Short-course therapy for recurrent genital herpes and herpes labialis
Entering an era of greater convenience, better treatment adherence, and reduced cost.
Herpes simplex virus (HSV) type 1 (HSV-1) or type 2 (HSV-2) results in periodic, recurrent outbreaks of skin lesions after first infection. Herpes labialis (fever blisters or cold sores) is usually caused by HSV-1, while genital herpes is usually caused by HSV-2.4 HSV-2 lesions of the lips have been reported, and the incidence of genital herpes caused by HSV-1 is on the rise in the developed world, likely because of increased oral-genital sexual behavior.5,6 Patients with HSV-1 genital herpes typically have fewer recurrences than those with HSV-2 genital infection.7
The prevalence of HSV-1 and HSV-2 infection varies according to age, geography, gender, and population subgroup, such as people who exhibit high-risk sexual behavior.8 approximately 45% of americans are infected with HSV-1 by adolescence,8 and approximately 22% of all american adults are infected with HSV-2.9 The global prevalence of HSV is even greater: as many as 60% to 90% of older adults worldwide are seropositive for HSV-1, and as many as 30% are seropositive for HSV-2. HSV-2 seropositivity is more prevalent among women than men.8 overall, the burden of recurrent genital herpes outbreaks can have a profound, negative impact on patient quality of life.10,11 The psychological impact of recurrent herpes labialis has not been thoroughly investigated, but an undefined burden is thought to exist, particularly in young patients with frequent or severe recurrences.12
The primary endpoint was time to lesion healing (defined as the number of days from initiation of therapy to lesion reepithelialization). Secondary endpoints were pain duration, episode duration (defined as time from initiation of therapy to resolution of all symptoms) and percentage of patients with aborted lesions.
The 3-day valacyclovir treatment exhibited similar time to lesion healing, length of episode, and percentage of patients with aborted lesions as the 5-day treatment (TABLE 1), suggesting equal efficacy. Duration of pain was also similar (data not shown). Adverse events were similar for both treatment groups, with the most common being headache (10%), nausea (4%), and diarrhea (4%, 5-day treatment vs 2%, 3-day treatment).

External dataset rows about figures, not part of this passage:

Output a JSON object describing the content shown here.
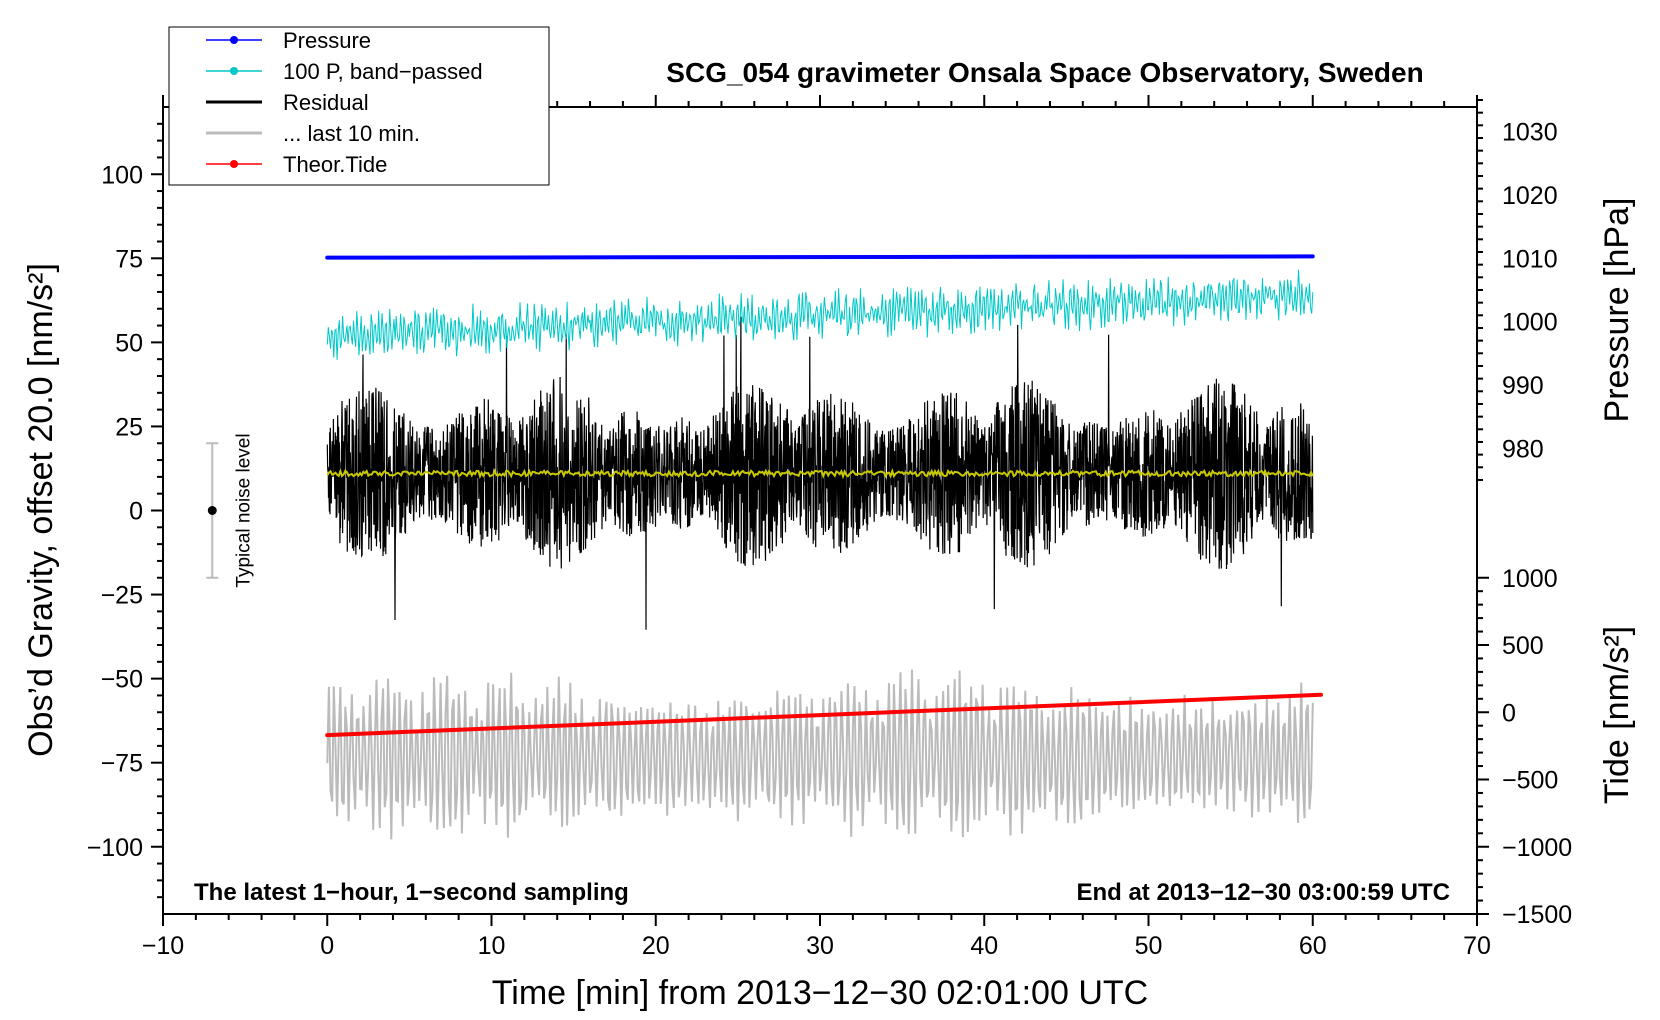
{
  "chart_data": {
    "type": "line",
    "title": "SCG_054 gravimeter Onsala Space Observatory, Sweden",
    "xlabel": "Time [min] from 2013−12−30 02:01:00 UTC",
    "ylabel_left": "Obs’d Gravity, offset 20.0 [nm/s²]",
    "ylabel_right_top": "Pressure [hPa]",
    "ylabel_right_bottom": "Tide [nm/s²]",
    "xlim": [
      -10,
      70
    ],
    "ylim_left": [
      -120,
      120
    ],
    "x_ticks": [
      -10,
      0,
      10,
      20,
      30,
      40,
      50,
      60,
      70
    ],
    "x_tick_labels": [
      "−10",
      "0",
      "10",
      "20",
      "30",
      "40",
      "50",
      "60",
      "70"
    ],
    "y_ticks_left": [
      100,
      75,
      50,
      25,
      0,
      -25,
      -50,
      -75,
      -100
    ],
    "y_tick_labels_left": [
      "100",
      "75",
      "50",
      "25",
      "0",
      "−25",
      "−50",
      "−75",
      "−100"
    ],
    "pressure_axis": {
      "ticks": [
        1030,
        1020,
        1010,
        1000,
        990,
        980
      ],
      "tick_labels": [
        "1030",
        "1020",
        "1010",
        "1000",
        "990",
        "980"
      ],
      "map": {
        "value_a": 1010,
        "gravity_a": 75,
        "value_b": 980,
        "gravity_b": 18.5
      }
    },
    "tide_axis": {
      "ticks": [
        1000,
        500,
        0,
        -500,
        -1000,
        -1500
      ],
      "tick_labels": [
        "1000",
        "500",
        "0",
        "−500",
        "−1000",
        "−1500"
      ],
      "map": {
        "value_a": 0,
        "gravity_a": -60,
        "value_b": -1500,
        "gravity_b": -120
      }
    },
    "legend": [
      {
        "label": "Pressure",
        "color": "#0000ff",
        "marker": true
      },
      {
        "label": "100 P, band−passed",
        "color": "#00c8c8",
        "marker": true
      },
      {
        "label": "Residual",
        "color": "#000000",
        "marker": false
      },
      {
        "label": "... last 10 min.",
        "color": "#bbbbbb",
        "marker": false
      },
      {
        "label": "Theor.Tide",
        "color": "#ff0000",
        "marker": true
      }
    ],
    "annotations": {
      "left": "The latest 1−hour, 1−second sampling",
      "right": "End at 2013−12−30 03:00:59 UTC"
    },
    "noise_level": {
      "label": "Typical noise level",
      "x": -7,
      "center": 0,
      "half_range": 20
    },
    "series": [
      {
        "name": "Pressure",
        "unit": "hPa",
        "color": "#0000ff",
        "x_start": 0,
        "x_end": 60,
        "start": 1010.1,
        "end": 1010.3
      },
      {
        "name": "100 P, band−passed",
        "unit": "nm/s²",
        "color": "#00c8c8",
        "x_start": 0,
        "x_end": 60,
        "mean_start": 52,
        "mean_end": 64,
        "amplitude": 7
      },
      {
        "name": "Residual",
        "unit": "nm/s²",
        "color": "#000000",
        "x_start": 0,
        "x_end": 60,
        "mean": 11,
        "typical_min": -15,
        "typical_max": 40,
        "peak_max": 60,
        "peak_min": -38
      },
      {
        "name": "Residual running mean",
        "unit": "nm/s²",
        "color": "#c8c800",
        "x_start": 0,
        "x_end": 60,
        "mean": 11
      },
      {
        "name": "... last 10 min.",
        "unit": "nm/s²",
        "color": "#bbbbbb",
        "x_start": 0,
        "x_end": 60,
        "mean": -73,
        "amplitude": 25
      },
      {
        "name": "Theor.Tide",
        "unit": "nm/s²",
        "color": "#ff0000",
        "x_start": 0,
        "x_end": 60.5,
        "start": -170,
        "end": 130
      }
    ]
  }
}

Placebo-controlled trial of 2-day acyclovir therapy. Wald and coworkers examined the effect of a shorter treatment regimen of acyclovir (2 days) on recurrent genital herpes.28 Eighty-four immunocompetent HSV-2–infected patients with a history of ≥3 recurrences in the previous 12 months were randomized to receive either 2 days of 800 mg 3 times daily acyclovir or matching placebo. Patients were asked to take their medication no later than 12 hours after the first sign or symptom of an episode.

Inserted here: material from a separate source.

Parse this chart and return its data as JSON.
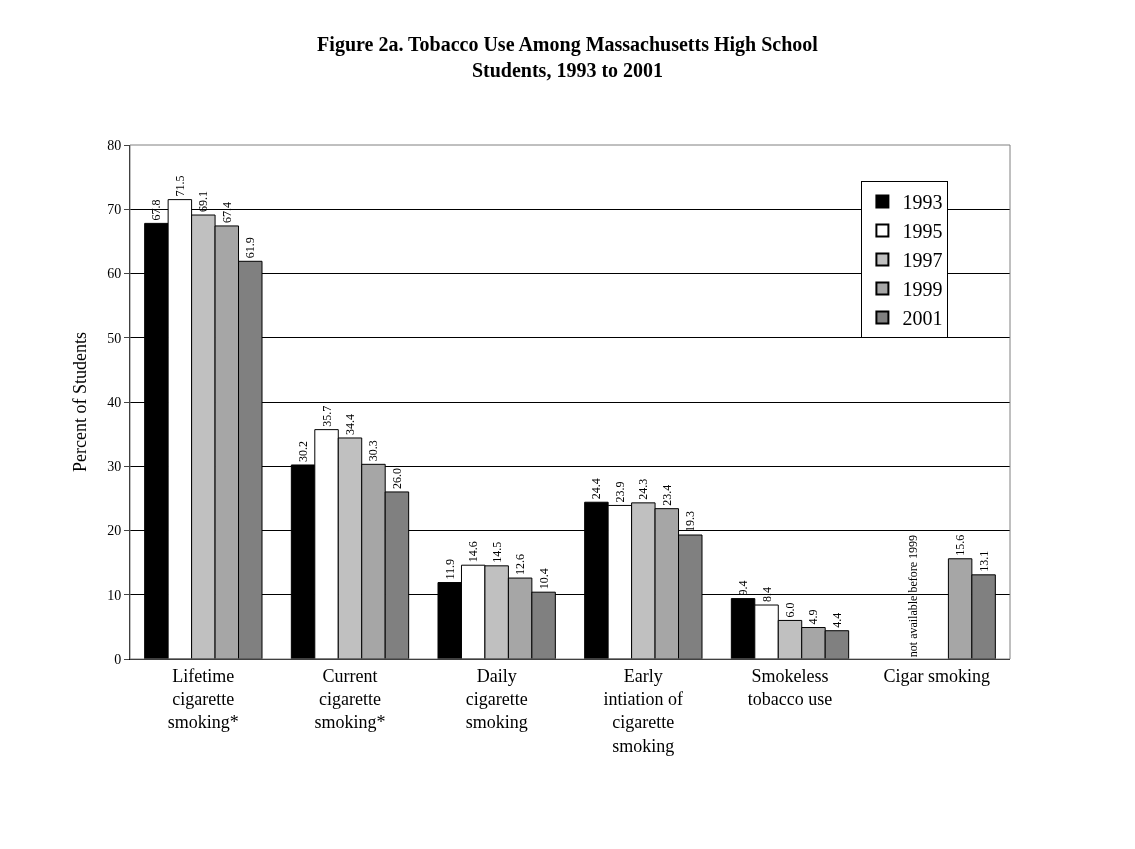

Efficacy endpoints were time to lesion healing, episode duration, and percentage of patients with aborted lesions. Short-course acyclovir therapy was shown to decrease time to healing (P=.001) and episode duration (P<.001) by 2 days compared with placebo (TABLE 1). Short-course acyclovir therapy also increased the percentage of patients with aborted lesions compared with placebo (27% vs 11%; P=.029 (TABLE 1). Adverse events were not recorded in this analysis.

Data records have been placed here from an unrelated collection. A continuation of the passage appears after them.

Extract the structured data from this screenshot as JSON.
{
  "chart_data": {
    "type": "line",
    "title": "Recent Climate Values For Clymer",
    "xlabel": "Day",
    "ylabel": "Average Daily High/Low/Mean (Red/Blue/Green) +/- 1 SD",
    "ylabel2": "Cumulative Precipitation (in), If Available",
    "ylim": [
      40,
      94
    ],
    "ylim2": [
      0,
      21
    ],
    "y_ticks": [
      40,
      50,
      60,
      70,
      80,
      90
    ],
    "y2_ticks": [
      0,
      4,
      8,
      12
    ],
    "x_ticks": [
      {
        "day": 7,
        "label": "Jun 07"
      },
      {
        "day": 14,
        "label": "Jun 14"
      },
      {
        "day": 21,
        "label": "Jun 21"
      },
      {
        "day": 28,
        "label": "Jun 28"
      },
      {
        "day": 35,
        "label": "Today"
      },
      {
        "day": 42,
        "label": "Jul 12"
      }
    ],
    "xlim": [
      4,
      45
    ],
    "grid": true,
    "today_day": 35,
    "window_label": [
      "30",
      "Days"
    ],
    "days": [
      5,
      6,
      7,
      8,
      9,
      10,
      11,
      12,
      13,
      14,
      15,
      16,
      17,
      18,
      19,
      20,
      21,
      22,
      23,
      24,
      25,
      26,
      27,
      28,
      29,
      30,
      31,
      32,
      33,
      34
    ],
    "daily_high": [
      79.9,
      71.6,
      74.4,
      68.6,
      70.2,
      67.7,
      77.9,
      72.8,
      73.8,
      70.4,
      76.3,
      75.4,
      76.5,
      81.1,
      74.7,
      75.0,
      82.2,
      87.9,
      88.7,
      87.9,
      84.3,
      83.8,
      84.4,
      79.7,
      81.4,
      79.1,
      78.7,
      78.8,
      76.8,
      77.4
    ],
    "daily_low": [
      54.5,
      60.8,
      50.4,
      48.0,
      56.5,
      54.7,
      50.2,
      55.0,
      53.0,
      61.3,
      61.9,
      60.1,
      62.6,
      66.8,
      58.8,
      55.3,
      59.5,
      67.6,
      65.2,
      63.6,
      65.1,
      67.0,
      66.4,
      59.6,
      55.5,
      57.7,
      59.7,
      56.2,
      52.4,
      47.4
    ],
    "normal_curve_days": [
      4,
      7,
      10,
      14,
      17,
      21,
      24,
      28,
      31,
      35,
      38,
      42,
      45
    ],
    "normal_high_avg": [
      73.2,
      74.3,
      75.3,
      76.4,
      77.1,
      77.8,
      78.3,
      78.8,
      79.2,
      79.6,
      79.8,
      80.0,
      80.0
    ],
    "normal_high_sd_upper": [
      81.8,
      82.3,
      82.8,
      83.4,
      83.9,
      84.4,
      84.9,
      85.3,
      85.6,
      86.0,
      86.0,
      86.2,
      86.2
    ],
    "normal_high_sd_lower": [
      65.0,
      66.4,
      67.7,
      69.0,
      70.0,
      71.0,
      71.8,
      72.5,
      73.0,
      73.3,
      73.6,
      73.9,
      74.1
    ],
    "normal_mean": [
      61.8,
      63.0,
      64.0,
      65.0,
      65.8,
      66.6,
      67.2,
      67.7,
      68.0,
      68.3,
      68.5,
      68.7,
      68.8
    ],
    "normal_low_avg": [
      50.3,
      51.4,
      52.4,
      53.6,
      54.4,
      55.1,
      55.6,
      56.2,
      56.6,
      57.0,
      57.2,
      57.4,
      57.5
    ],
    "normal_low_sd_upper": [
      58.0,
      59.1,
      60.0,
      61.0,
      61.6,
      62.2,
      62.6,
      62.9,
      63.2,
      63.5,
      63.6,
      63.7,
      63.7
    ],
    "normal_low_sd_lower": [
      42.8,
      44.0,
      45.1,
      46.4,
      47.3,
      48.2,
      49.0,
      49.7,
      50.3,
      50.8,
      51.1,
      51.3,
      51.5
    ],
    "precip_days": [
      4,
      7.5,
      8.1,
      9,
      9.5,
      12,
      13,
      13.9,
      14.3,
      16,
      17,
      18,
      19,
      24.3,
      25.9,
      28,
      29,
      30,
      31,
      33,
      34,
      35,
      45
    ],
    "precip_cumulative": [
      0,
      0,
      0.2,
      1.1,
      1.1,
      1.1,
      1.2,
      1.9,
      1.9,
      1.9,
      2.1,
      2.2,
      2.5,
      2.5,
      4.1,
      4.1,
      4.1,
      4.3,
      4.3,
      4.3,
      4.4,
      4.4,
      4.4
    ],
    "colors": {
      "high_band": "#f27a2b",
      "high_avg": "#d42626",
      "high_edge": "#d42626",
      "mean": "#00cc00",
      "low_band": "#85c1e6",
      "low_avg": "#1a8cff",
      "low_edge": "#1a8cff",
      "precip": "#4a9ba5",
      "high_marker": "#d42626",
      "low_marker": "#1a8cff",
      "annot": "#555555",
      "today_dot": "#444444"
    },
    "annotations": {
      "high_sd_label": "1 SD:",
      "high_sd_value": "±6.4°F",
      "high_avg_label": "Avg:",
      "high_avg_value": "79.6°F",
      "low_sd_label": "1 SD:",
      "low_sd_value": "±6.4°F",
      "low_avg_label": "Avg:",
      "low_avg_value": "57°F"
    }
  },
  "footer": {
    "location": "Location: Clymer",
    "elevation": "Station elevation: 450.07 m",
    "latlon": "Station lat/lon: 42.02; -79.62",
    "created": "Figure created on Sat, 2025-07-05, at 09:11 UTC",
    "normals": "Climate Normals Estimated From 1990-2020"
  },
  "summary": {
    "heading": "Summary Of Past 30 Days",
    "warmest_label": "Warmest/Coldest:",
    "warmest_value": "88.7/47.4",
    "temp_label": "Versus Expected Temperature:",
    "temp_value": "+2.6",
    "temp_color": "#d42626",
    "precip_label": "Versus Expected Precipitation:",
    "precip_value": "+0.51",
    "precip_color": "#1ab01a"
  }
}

Placebo-controlled trial of single-day famciclovir therapy. Aoki and colleagues29 performed a randomized, double-blind, patient-initiated, placebo-controlled trial to assess the efficacy and safety of patient-initiated, single-day famciclovir 1000 mg twice daily in immunocompetent adults with recurrent genital herpes. The 329 patients in the study were instructed to self-initiate therapy within 6 hours of the onset of prodromal symptoms or genital herpes lesions, and were asked to return to the clinic no later than 24 hours after initiation of therapy. Patients were followed until their lesions healed or for up to 14 days.
The primary endpoint was time to lesion healing of nonaborted lesions. Secondary endpoints were time to healing of all lesions (aborted and nonaborted), time to resolution of pain and other symptoms, and the percentage of patients who did not progress to a full outbreak.
Single-day treatment with famciclovir shortened the time to healing of nonaborted genital herpes lesions by approximately 2 days (P<.001), and the time to healing of all lesions by 1.5 days (P<.001) compared with placebo, and increased the percentage of patients who did not progress to a full outbreak (23% vs 13%;P=.003) (TABLE 1). Famciclovir also reduced the time to resolution of all symptoms by approximately 2 days (P<.001) (data not shown).
Adverse events were mild to moderate; the most common in the famciclovir and placebo groups, respectively, were headache (13.5% vs 5.4%), nausea (2.5% vs 3.6%), and diarrhea (4.9% vs 1.2%).